I coined the acronym NAR, which stood for “not a runner”, to describe those who were obviously struggling and didn’t look built for the task – big-breasted women and men with rickety ankles, cracking audibly with every step. I secretly laughed at people who were determinedly jogging, despite not being equipped in any way whatsoever, and this included “ladies of a certain age” who were having a go despite refusing to leave their handbags at home, hahaha.

And then I got weighed. I didn’t want to get weighed, I was doing some filming for a TV travel show in Wales and one of the activities involved specialist equipment that necessitated standing on some scales, so I didn’t have any choice. They wouldn’t even let me take all my clothes off, I was weighed in my boots, great big heavy boots and my hugely heavy shirt and massively weighty dungarees, yeah, dungarees, OK?

“Please don’t tell me,” I bleated, shutting my eyes as they wrote a number with a black sharpie on what looked like a scarily medical wristband. I tried to shove the evidence up my shirt sleeve. I was about to experience one of those activities that other people put on their bucket list. I don’t have a bucket list. If I did, the only thing I’d put on it is “buy a new bucket” because the phrase annoys me. In any case, doing this daredevil activity wasn’t my idea, it was the telly people’s idea. I was just being a good sport, spurred on by the fact I wasn’t paying for it.  

Sadly I can’t tell you what the activity was because the series is still under wraps, but suffice to say it involved a massive height and a silly amount of speed. It was one of those experiences to treasure and I did, sort of. Only just as I was about to embark on the adventure, I accidentally caught sight of the number on my wristband. My weight was written in kilos. Now, I’m a pounds and ounces girl so it didn’t immediately compute.

Unfortunately, once I’d seen the number I couldn’t forget it and I spent the entire duration of my “once in a lifetime experience” working out how much I actually weighed. No wonder I was pale when it was all over. I’d done the sums and the result was shocking. At 5ft 4in, I had weighed in at almost 12 stone, which would probably be fine if I was a boxer, but I’m not.

Of course I blame corona. Corona is the reason for my afternoon raids on the cheese tupperware and that extra cheeky glass of chardonnay, every goddam night. Corona is also the reason why my stage cavorting has ground to a halt and as a consequence I am around 20 pounds heavier than I was in February.

To be honest, I’d had my suspicions. There were an increasing number of items in my wardrobe that I either couldn’t get my arms into or couldn’t quite do up, but I’d literally just pushed them to one side. Then there had been the trip up north with my sister and daughter when my pants in comparison with theirs had looked like a parachute on the bathroom floor and then there was the breathlessness, ho-hum.  
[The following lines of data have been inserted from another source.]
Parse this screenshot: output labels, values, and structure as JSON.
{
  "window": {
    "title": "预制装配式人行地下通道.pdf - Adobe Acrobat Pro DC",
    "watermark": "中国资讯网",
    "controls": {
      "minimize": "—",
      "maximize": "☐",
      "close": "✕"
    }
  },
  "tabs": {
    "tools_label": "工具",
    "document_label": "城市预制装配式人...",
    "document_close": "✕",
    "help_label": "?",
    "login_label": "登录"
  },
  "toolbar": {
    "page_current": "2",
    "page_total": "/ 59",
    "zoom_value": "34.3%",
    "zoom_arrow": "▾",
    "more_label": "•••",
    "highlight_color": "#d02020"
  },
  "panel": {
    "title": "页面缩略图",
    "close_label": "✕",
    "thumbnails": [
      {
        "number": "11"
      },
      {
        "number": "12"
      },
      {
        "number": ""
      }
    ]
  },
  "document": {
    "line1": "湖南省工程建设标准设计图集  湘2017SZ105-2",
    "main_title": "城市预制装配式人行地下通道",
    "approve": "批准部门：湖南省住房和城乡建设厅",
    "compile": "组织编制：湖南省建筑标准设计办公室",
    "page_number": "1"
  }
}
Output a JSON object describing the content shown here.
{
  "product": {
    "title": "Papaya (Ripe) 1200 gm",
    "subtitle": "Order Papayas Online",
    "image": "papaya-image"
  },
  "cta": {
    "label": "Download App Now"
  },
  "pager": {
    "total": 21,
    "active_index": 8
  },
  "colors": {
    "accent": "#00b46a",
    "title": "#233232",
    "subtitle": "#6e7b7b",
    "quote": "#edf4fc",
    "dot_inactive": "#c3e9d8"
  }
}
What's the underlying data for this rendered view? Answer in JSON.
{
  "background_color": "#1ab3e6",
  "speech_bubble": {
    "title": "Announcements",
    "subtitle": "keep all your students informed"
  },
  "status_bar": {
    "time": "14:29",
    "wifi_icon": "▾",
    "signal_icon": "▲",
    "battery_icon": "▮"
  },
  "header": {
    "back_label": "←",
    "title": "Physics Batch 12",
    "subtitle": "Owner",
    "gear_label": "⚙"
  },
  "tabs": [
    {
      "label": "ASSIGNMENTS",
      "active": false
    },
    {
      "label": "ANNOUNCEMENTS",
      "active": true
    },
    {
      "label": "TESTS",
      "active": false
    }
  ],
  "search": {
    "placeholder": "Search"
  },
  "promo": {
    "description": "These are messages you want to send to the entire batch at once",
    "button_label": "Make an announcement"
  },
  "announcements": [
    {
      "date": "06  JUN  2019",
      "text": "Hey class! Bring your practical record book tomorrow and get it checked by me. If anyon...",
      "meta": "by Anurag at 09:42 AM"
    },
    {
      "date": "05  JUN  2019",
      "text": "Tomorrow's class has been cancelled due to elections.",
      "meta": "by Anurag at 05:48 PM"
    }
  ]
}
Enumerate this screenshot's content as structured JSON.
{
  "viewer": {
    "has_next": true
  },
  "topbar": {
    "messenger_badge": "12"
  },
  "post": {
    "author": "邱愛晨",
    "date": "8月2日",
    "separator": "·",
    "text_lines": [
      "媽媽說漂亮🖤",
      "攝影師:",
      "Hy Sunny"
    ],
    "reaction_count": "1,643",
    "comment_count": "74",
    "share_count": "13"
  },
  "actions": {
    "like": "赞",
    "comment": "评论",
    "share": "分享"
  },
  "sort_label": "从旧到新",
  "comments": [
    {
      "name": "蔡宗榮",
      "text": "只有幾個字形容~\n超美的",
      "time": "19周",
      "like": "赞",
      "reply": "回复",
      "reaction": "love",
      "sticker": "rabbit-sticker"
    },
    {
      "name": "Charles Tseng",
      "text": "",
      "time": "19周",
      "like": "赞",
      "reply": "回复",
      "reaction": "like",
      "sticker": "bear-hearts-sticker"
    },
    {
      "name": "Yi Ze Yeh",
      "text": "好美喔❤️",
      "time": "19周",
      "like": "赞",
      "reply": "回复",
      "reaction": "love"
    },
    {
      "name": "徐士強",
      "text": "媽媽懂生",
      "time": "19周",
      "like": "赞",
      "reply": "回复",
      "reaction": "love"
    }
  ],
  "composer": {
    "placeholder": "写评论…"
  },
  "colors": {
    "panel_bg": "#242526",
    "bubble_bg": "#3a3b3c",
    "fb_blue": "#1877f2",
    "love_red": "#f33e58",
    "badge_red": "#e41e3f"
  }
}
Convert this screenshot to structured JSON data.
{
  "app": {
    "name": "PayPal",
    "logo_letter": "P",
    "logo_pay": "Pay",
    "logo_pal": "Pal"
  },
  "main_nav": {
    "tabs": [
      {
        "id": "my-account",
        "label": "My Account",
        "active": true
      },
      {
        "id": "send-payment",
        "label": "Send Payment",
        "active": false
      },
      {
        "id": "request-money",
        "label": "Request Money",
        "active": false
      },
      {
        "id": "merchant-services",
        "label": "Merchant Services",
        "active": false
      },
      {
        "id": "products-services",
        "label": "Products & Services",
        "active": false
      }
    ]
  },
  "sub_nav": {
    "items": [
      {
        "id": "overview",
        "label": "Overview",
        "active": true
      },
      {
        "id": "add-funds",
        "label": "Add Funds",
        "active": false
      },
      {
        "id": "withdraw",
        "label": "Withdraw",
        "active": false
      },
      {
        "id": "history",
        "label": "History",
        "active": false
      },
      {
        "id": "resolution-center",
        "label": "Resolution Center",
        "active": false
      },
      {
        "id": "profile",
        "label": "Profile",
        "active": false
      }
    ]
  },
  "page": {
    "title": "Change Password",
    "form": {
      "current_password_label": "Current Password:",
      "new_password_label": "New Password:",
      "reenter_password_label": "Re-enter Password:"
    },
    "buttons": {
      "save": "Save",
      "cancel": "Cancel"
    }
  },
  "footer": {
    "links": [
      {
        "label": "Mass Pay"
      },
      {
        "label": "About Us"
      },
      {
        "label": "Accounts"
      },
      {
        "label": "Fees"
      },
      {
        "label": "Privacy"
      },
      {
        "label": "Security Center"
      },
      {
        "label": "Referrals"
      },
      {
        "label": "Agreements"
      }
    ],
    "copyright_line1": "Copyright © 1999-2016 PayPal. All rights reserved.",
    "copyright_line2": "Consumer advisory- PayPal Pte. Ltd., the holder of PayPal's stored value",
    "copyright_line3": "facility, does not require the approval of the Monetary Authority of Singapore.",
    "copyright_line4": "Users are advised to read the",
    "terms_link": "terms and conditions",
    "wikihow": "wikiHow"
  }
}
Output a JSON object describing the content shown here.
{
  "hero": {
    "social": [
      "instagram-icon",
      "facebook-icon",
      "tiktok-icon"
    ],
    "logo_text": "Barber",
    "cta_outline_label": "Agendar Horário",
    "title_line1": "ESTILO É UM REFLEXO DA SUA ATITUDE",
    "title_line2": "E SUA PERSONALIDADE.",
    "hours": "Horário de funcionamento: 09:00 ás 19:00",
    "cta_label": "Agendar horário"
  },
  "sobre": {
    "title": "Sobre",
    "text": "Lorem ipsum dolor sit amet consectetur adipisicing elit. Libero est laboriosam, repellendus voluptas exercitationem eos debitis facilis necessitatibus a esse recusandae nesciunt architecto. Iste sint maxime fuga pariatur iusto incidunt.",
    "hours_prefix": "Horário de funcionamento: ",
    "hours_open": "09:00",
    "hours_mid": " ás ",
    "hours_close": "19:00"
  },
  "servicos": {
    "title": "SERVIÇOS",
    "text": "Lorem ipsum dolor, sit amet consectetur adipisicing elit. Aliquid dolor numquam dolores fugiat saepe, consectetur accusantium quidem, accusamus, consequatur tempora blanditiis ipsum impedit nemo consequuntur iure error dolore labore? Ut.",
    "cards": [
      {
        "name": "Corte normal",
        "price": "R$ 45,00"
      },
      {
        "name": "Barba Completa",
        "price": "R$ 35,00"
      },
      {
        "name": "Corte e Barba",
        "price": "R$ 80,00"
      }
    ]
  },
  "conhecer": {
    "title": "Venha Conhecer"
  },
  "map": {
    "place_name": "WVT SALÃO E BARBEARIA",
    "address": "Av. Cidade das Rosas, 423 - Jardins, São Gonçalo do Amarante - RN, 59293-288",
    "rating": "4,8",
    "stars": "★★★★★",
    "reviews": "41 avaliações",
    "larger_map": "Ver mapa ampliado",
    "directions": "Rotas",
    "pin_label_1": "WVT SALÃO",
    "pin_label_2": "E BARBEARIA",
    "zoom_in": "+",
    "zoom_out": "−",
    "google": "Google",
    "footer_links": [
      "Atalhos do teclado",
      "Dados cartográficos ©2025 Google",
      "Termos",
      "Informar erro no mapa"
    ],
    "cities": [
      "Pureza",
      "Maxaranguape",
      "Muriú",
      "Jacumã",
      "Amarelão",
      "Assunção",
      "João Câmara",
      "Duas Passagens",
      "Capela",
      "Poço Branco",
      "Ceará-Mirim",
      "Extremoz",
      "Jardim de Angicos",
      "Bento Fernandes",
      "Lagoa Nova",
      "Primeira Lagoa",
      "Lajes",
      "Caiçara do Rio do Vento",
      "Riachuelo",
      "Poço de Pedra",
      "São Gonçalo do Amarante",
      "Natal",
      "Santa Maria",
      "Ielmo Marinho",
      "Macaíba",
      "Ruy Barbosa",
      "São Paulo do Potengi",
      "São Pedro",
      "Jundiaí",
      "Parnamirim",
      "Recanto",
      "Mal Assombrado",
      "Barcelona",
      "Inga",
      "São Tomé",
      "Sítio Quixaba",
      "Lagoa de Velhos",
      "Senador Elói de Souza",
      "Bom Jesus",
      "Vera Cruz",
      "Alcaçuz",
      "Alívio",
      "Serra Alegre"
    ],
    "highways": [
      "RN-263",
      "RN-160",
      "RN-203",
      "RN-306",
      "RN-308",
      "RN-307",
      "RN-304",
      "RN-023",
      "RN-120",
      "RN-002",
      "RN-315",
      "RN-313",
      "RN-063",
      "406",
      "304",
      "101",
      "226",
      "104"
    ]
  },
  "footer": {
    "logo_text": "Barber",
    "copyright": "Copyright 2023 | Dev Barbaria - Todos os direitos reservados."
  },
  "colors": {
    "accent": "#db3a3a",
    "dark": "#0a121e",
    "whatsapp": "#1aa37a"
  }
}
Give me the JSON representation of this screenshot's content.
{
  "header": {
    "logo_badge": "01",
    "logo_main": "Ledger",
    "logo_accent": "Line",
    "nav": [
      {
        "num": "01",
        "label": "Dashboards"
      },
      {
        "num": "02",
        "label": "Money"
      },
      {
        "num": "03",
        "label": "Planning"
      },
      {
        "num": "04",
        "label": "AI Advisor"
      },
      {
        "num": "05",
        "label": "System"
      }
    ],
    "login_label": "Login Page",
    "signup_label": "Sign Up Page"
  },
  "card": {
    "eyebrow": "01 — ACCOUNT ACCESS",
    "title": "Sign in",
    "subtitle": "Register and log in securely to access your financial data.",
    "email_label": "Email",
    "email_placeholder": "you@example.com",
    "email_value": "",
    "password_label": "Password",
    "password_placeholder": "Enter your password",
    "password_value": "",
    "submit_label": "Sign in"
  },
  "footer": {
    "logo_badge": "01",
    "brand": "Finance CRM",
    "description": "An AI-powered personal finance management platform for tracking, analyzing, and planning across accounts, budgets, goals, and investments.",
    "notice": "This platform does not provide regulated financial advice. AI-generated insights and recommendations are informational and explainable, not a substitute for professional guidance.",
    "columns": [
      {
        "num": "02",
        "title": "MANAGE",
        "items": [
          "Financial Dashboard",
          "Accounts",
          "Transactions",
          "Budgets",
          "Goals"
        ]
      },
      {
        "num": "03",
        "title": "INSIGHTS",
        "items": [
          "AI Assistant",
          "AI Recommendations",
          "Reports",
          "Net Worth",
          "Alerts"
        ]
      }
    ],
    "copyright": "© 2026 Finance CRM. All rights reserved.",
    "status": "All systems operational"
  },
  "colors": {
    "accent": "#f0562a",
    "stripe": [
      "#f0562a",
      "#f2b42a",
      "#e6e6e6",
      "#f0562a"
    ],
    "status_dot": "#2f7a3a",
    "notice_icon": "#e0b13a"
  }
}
I’d backed myself into a corner and, with the second wave of corona approaching, I knew I had to do something, so I downloaded the dreaded Couch to 5k app. For those who genuinely have never heard of this, it’s an NHS approved running app for absolute beginners, designed to do what it says on the tin. Once you’ve downloaded it to your phone, it provides you with a nine-week step-by-step guide to eventually running five kilometres in one go.

With two, 20-minute “walk/runs” currently under my belt, this seems a very distant dream, though having completed my trots with a neoprene wrist brace acting as an improvised phone holder, a tiny leather handbag for my house keys round my neck and a pair of 10-year-old trainers on my feet, I’m already looking at “professional running kit” online.

At this stage in the game, there are two ways this is going to go, I’m either going to spend 300 quid buying fancy sports gear on the internet and never jog again or I’m going to continue dry heaving over the neighbour’s walls and limping gamely round the block.

So far the closest I’ve come to quitting was when I heard my trainer Laura utter the word “gotten” alongside the equally heinous “you’re doing good”, but if I can swallow that and manage to complete the course, then don’t expect me to ever stop banging on about it, because only then will I be a true jogger.